Space Base Delta 2 (SBD 2) is a garrison command in the United States Space Force, responsible providing installation support functions for the resident air operations, space-based missile warning capabilities, space surveillance operations, and space communications missions at Buckley Space Force Base, Cape Cod Space Force Station, Cavalier Space Force Station, and Clear Space Force Station. It also provides airmen and space professionals that deploy and are deployed in-place, to support combatant commanders in order to accomplish warfighting missions globally.
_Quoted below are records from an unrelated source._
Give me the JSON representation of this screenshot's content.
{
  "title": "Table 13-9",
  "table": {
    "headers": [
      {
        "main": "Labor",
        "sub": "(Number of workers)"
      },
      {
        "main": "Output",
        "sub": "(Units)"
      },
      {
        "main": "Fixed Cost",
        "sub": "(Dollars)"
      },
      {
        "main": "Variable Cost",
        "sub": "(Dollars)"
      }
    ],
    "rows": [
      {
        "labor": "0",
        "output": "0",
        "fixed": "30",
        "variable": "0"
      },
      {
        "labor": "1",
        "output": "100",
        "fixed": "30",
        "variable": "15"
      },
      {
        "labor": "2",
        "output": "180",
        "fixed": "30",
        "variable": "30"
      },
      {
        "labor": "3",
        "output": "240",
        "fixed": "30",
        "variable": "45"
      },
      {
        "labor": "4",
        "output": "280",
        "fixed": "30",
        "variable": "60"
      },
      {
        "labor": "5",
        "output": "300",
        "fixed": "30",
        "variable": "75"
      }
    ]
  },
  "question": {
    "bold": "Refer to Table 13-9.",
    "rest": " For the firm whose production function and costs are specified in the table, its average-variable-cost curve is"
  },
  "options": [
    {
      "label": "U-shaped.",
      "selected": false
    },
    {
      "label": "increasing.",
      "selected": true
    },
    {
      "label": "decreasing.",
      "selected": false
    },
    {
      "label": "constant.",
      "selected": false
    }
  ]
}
The delta hosts six major base partners: Delta 4 (Missile Warning Delta), 140th Wing, Colorado Air National Guard (COANG); the Navy Operational Support Center; the Aerospace Data Facility-Colorado; the Army Aviation Support Facility and the Air Reserve Personnel Center. Formerly the 2d Space Wing, it was redesignated as Buckley Garrison on 24 July 2020. Eventually, Buckley Garrison will be redesignated as Space Base Delta 2.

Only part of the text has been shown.